Dual-Band Single-Layer Microstrip Patch Antenna With Enhanced Bandwidth and Beamwidth Based on Reshaped Multiresonant Modes

Abstract

A dual-band single-layer microstrip patch antenna (MPA) with simultaneous improvement in impedance bandwidth and radiation beamwidth is proposed in this communication. The performances of the MPA are implemented by resonating its radiative TM10 and TM12 modes at the lower and upper bands, respectively. Initially, the far-zone radiated fields of the MPA working in the TM10 mode are theoretically investigated. It demonstrates that its E-plane half-power beamwidth (HPBW) in the lower band is significantly widened by removing the array factor between dual equivalent slots. After that, the MPA working in TM12 mode is deeply studied and analyzed. The results depict that its wide E-plane HPBW and low H-plane sidelobe level (SLL) in the upper band could be obtained by reshaping radiation patterns of its improved TM12 mode via the shorting pins.

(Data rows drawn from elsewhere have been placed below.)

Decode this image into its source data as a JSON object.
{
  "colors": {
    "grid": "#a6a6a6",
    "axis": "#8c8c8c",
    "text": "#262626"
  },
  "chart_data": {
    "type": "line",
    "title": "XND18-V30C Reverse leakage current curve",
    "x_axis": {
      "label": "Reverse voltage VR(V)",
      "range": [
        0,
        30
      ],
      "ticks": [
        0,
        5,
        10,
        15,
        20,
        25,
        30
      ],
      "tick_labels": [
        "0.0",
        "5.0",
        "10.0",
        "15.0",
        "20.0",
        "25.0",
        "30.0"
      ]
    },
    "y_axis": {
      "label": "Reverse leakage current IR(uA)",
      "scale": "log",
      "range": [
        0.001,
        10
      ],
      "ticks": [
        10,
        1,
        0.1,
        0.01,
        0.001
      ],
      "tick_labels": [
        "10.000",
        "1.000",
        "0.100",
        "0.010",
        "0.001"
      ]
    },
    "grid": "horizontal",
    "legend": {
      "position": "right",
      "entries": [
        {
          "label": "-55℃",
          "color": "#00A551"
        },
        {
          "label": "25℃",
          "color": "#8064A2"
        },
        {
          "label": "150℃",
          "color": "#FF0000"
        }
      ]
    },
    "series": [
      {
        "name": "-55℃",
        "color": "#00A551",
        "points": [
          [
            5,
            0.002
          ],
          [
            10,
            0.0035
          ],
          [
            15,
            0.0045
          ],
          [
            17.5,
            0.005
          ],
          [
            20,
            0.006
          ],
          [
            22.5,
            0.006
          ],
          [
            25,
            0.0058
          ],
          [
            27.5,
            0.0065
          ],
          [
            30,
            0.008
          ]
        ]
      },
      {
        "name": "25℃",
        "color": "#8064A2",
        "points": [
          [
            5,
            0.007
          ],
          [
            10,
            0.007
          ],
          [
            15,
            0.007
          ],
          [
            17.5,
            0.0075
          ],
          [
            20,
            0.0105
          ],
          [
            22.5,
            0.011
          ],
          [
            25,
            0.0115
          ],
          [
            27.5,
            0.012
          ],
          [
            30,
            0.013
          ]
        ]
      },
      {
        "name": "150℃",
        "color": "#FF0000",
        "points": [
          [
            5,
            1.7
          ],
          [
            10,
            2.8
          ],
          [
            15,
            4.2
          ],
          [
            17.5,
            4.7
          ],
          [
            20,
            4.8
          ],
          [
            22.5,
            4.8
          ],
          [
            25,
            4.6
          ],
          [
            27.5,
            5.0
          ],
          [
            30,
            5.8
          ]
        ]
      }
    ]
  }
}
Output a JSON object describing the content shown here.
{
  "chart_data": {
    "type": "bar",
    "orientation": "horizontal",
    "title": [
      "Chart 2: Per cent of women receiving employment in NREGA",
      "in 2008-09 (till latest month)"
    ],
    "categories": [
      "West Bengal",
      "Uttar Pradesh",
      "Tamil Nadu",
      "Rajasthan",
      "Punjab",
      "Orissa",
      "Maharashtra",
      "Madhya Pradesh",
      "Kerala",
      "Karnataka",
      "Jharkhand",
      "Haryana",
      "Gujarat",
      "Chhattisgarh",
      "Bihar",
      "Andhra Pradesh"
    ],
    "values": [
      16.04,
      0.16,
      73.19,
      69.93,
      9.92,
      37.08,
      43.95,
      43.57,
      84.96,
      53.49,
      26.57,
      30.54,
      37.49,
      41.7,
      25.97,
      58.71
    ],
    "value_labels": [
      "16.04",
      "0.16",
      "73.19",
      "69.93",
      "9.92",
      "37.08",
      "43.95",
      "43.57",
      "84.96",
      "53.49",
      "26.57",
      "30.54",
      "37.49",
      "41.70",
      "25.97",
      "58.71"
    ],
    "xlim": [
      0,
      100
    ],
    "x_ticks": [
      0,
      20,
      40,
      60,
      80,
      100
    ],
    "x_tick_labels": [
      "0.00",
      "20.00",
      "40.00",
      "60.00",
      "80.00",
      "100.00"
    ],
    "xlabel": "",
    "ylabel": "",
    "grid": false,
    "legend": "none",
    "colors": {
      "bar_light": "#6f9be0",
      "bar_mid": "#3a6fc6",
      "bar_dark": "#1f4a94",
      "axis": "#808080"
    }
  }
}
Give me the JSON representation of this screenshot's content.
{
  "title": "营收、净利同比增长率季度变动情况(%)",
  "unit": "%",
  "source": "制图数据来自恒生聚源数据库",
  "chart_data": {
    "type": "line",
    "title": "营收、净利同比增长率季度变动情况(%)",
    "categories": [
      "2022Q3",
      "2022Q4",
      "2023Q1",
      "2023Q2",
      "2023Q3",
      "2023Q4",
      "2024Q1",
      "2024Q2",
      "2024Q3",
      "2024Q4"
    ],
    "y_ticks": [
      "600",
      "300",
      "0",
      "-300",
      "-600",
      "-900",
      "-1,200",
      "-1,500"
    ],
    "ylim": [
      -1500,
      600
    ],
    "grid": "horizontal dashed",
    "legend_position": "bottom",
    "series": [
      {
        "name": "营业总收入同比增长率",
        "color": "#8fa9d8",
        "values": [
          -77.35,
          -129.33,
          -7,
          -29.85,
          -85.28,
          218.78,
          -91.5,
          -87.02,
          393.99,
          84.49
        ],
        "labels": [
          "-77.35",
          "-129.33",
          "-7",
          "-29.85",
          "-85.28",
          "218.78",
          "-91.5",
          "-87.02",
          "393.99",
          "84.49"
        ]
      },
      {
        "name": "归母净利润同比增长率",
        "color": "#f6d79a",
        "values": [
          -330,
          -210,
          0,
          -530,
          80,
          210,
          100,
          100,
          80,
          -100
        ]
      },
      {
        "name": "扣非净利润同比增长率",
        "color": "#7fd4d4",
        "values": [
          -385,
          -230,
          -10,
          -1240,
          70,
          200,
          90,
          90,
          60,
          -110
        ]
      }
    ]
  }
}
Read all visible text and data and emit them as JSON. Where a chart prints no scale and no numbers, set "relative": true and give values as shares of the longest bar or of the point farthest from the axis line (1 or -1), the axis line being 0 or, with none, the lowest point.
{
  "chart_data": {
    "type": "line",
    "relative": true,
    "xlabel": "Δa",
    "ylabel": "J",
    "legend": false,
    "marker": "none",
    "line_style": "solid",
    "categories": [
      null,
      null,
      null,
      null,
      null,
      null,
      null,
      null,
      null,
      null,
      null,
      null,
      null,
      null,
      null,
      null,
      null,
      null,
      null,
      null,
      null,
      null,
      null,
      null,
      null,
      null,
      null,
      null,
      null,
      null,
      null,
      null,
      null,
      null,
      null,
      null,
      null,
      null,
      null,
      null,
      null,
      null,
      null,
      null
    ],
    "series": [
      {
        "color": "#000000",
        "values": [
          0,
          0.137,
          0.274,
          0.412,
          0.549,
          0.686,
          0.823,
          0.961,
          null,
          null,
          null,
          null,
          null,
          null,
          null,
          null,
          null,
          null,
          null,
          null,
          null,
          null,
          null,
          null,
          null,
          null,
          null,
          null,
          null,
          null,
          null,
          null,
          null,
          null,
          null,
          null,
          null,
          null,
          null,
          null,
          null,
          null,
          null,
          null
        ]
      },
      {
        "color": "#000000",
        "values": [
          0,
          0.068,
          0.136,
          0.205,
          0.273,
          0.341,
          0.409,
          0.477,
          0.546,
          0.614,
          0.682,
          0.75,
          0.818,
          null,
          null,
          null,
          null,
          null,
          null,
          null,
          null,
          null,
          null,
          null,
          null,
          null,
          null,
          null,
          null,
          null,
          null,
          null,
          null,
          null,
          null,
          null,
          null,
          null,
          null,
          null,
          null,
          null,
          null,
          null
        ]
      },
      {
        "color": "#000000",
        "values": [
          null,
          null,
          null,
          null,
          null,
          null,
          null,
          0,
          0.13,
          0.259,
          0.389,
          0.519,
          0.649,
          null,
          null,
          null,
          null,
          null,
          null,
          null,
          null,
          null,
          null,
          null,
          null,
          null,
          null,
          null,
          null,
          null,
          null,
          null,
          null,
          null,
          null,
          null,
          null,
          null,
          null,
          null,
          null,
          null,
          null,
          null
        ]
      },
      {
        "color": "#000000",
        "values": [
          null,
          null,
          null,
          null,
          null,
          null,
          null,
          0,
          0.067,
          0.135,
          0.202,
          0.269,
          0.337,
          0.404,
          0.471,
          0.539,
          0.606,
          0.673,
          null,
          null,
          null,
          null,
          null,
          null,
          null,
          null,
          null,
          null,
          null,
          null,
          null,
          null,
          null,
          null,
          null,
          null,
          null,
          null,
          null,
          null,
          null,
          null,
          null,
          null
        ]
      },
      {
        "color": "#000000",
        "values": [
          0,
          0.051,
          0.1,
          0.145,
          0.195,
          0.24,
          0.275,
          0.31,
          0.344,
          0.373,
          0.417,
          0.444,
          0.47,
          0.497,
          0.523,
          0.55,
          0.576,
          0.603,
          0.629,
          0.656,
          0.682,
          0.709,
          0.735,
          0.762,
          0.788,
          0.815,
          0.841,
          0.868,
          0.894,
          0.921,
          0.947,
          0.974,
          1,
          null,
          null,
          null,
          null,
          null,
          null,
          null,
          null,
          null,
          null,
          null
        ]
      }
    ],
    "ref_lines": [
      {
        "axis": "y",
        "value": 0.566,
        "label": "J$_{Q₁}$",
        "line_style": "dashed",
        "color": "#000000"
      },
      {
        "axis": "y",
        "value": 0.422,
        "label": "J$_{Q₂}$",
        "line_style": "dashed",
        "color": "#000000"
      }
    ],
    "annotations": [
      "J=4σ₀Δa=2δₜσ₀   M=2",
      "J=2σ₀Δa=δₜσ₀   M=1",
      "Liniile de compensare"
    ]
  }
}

Additionally, a linear slot is cut on the core radiator so as to achieve a good impedance matching. With these arrangements, the E-plane HPBW, H-plane SLL, and impedance bandwidth of this designed MPA can be simultaneously enhanced in the dual bands. Finally, the proposed antenna is fabricated and measured. The experimental results show that the antenna has gained an improved bandwidth ( $\vert S_{11}\vert –10 dB) ranging from 3.45 to 3.77 GHz and 5.75 to 6.04 GHz with two attenuation poles. Most importantly, the HPBW of its E-plane radiation pattern is successfully widened to around 135° over these dual operating bands. Moreover, the high H-plane SLL of the antenna is decreased to about −10 dB in the upper band.